Le résultat est saisissant car on a ce mélange curieux de contrôle total que permet les prises de vue en studio et ce côté reportage quand l'action se déroule dehors. Pourtant tout cela se marie parfaitement car l'effet recherché est le même : une caméra invisible, avec des mouvements d'appareil précis et discrets (même si les zooms sont plus démonstratifs mais heureusement rares). C'est aussi une époque qu'immortalise Melville - mais laquelle exactement ? Fou de cinéma américain, il cherchait à en reproduire les motifs dans les décors. Le Paris qu'on voit à l'écran n'est pas celui des cartes postales, le cinéaste évite les endroits trop identifiables, les monuments. La temporalité est aussi floue : on est en 1967 mais les hommes portent Jef Costello porte un imperméable et un fedora (qu'il lisse de façon maniaque), les femmes portent des toilettes élégantes comme dans la décennie précédente. Seul le mobilier trahit la fin des 60's avec l'appartement de Valérie ou le club de jazz. Mais sinon ça pourrait se passer n'importe où ailleurs et n'importe quand.

Alain Delon avait coutume de dire qu'il n'était pas un comédien car il n'avait jamais fréquenté de cours. Un acteur était pour lui quelqu'un qui vivait son rôle - qui était le personnage. Lorsqu'un cinéaste le choisissait, il savait donc que ce n'était pas pour une composition mais pour l'intégrer à son univers et observer si la magie opérait. Jef Costello est un être impassible, au regard d'acier, très élégant jusque dans sa manière de tuer (il enfile des gants blancs qui le protège des projections de poudre). C'est, comme le dit le commissaire, "un loup solitaire" - or Delon se définissait lui-même comme ça. C'était, comme tous ceux qui lui ont rendu hommage depuis hier le répètent, quelqu'un de secret, mélancolique, sûr de lui. Tout ce qu'incarne Jef Costello. C'est ainsi qu'un rôle devient emblématique de la carrière d'un acteur.

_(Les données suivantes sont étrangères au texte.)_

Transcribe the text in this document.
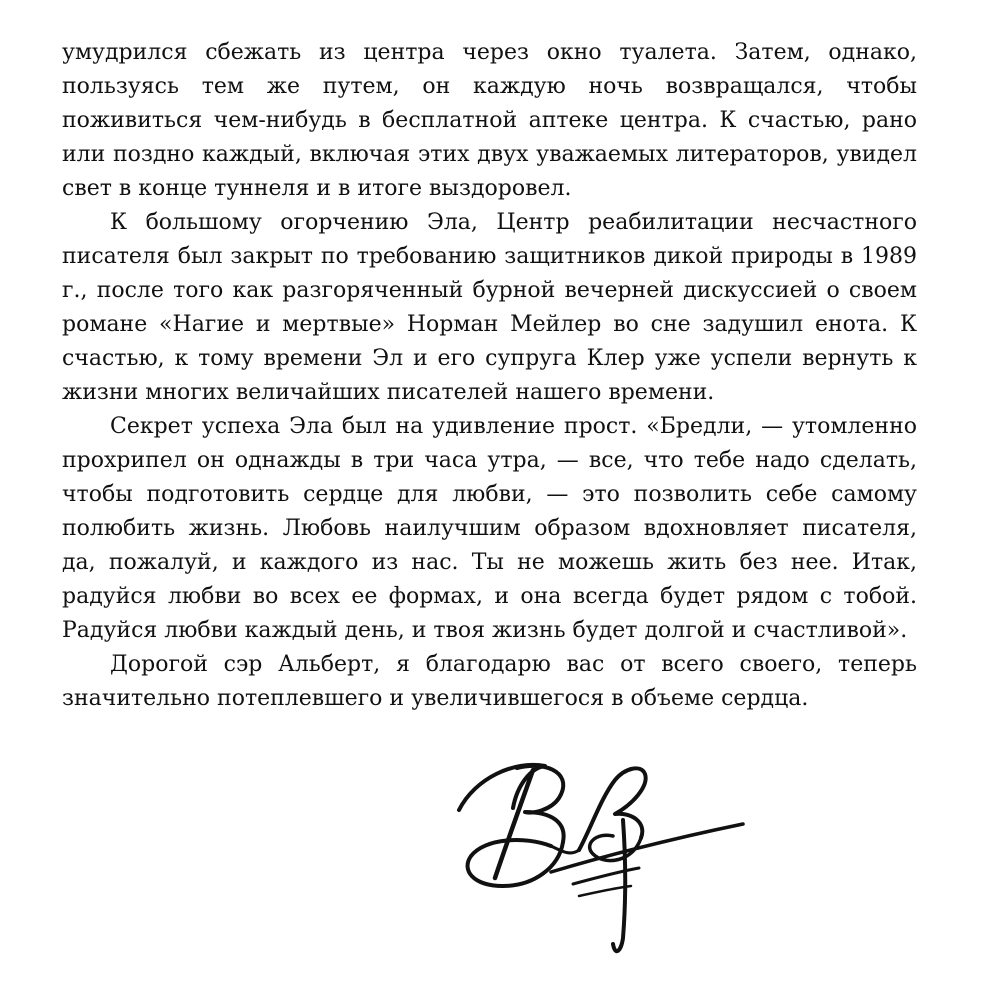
умудрился сбежать из центра через окно туалета. Затем, однако, пользуясь тем же путем, он каждую ночь возвращался, чтобы поживиться чем-нибудь в бесплатной аптеке центра. К счастью, рано или поздно каждый, включая этих двух уважаемых литераторов, увидел свет в конце туннеля и в итоге выздоровел.

К большому огорчению Эла, Центр реабилитации несчастного писателя был закрыт по требованию защитников дикой природы в 1989 г., после того как разгоряченный бурной вечерней дискуссией о своем романе «Нагие и мертвые» Норман Мейлер во сне задушил енота. К счастью, к тому времени Эл и его супруга Клер уже успели вернуть к жизни многих величайших писателей нашего времени.

Секрет успеха Эла был на удивление прост. «Бредли, — утомленно прохрипел он однажды в три часа утра, — все, что тебе надо сделать, чтобы подготовить сердце для любви, — это позволить себе самому полюбить жизнь. Любовь наилучшим образом вдохновляет писателя, да, пожалуй, и каждого из нас. Ты не можешь жить без нее. Итак, радуйся любви во всех ее формах, и она всегда будет рядом с тобой. Радуйся любви каждый день, и твоя жизнь будет долгой и счастливой».

Дорогой сэр Альберт, я благодарю вас от всего своего, теперь значительно потеплевшего и увеличившегося в объеме сердца.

L'idée de génie de Melville est de l'avoir confronté à François Périer, un pur comédien, qui est ici extraordinaire de suavité et de ténacité. Les scènes qu'ils partagent sont remplies d'une tension terrible et correspondent exactement à la relation établie entre ce tueur et ce policier.

Nathalie Delon, à l'époque épouse de la star, est également magnifique, dans tous les sens du terme (bien entendu, la légende a retenu davantage les amours de Delon et Romy Schneider ou de Delon et Mireille Darc, pourtant il ne se maria qu'une fois). Et Cathy Rosier est inoubliable dans le rôle de Valérie la pianiste, dont le personnage possède une profondeur insoupçonnée.

Il faut encore mentionner la musique, poignante et sublime, de François de Roubaix, ce compositeur insensé, qui était le Ennio Morricone français. Sa partition est un de ses classiques.

Le Samouraï est un chef d'oeuvre. Un parmi tant d'autres dans la filmographie de la légende Alain Delon. C'était un sacré bonhomme. Paix à son âme.